Cell fractionation reveals mis-annotation of human microRNAs

MicroRNAs (miRNAs) form the sequence recognition component of the RNA-induced silencing complex (RISC), bringing Argonaute (AGO) and other RISC-associated proteins to target transcripts where they mediate post-transcriptional gene silencing. High-throughput sequencing has helped to catalogue several thousand human miRNAs, as well as a plethora of other small RNAs derived from larger transcripts. Here, we take a closer inspection of sequencing data derived from cellular fractionation and AGO-RNA immunoprecipitation and find that a subset of small RNAs, despite being denoted as miRNAs, are in fact almost exclusively nuclear and do not associate with AGO. Experimental validation of a select number of these small RNAs also fails to show endogenous miRNA-like activity, suggesting they are degradation products from larger transcripts that have been mis-annotated.
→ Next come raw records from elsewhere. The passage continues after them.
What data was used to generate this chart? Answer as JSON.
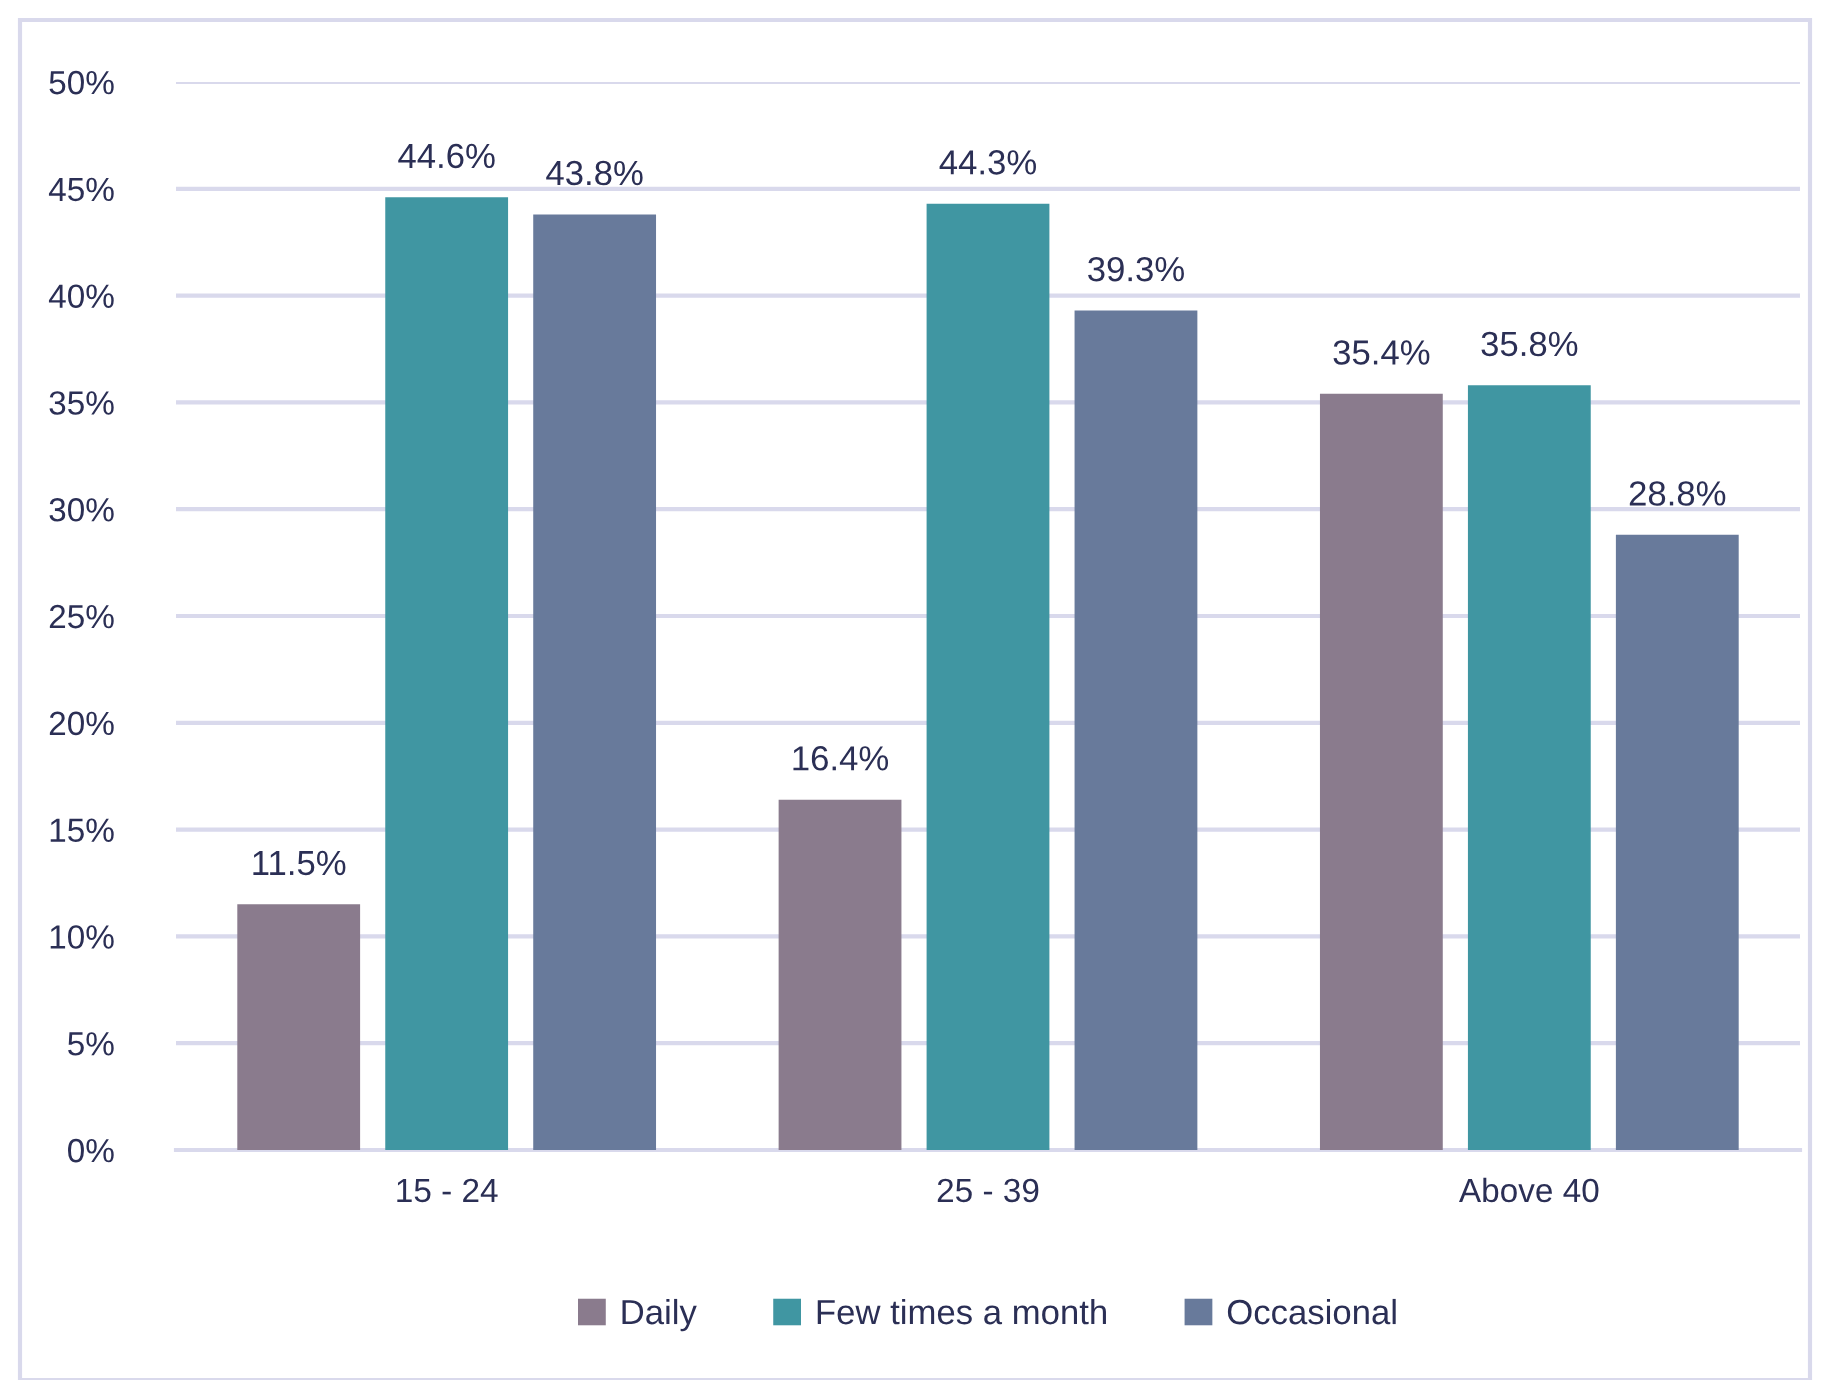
{
  "chart_data": {
    "type": "bar",
    "categories": [
      "15 - 24",
      "25 - 39",
      "Above 40"
    ],
    "series": [
      {
        "name": "Daily",
        "color": "#8a7b8d",
        "values": [
          11.5,
          16.4,
          35.4
        ],
        "value_labels": [
          "11.5%",
          "16.4%",
          "35.4%"
        ]
      },
      {
        "name": "Few times a month",
        "color": "#4096a2",
        "values": [
          44.6,
          44.3,
          35.8
        ],
        "value_labels": [
          "44.6%",
          "44.3%",
          "35.8%"
        ]
      },
      {
        "name": "Occasional",
        "color": "#687a9b",
        "values": [
          43.8,
          39.3,
          28.8
        ],
        "value_labels": [
          "43.8%",
          "39.3%",
          "28.8%"
        ]
      }
    ],
    "ylim": [
      0,
      50
    ],
    "yticks": [
      {
        "value": 0,
        "label": "0%"
      },
      {
        "value": 5,
        "label": "5%"
      },
      {
        "value": 10,
        "label": "10%"
      },
      {
        "value": 15,
        "label": "15%"
      },
      {
        "value": 20,
        "label": "20%"
      },
      {
        "value": 25,
        "label": "25%"
      },
      {
        "value": 30,
        "label": "30%"
      },
      {
        "value": 35,
        "label": "35%"
      },
      {
        "value": 40,
        "label": "40%"
      },
      {
        "value": 45,
        "label": "45%"
      },
      {
        "value": 50,
        "label": "50%"
      }
    ],
    "grid": "y",
    "legend": "bottom"
  }
}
Despite this, the presumed miRNA functions of almost 20 of these have collectively been the subject of several hundred publications, emphasising the need to filter unlikely miRNA candidates from sequencing data and large miRNA-sequence repositories. Overall design: miRNA profiles of nuclear and cytoplasmic fractions of HMLE cells without TGF-ß treatment (control) or with TGF-ß (treatment) of 2.5 ng/ml for 2 days or 18 days.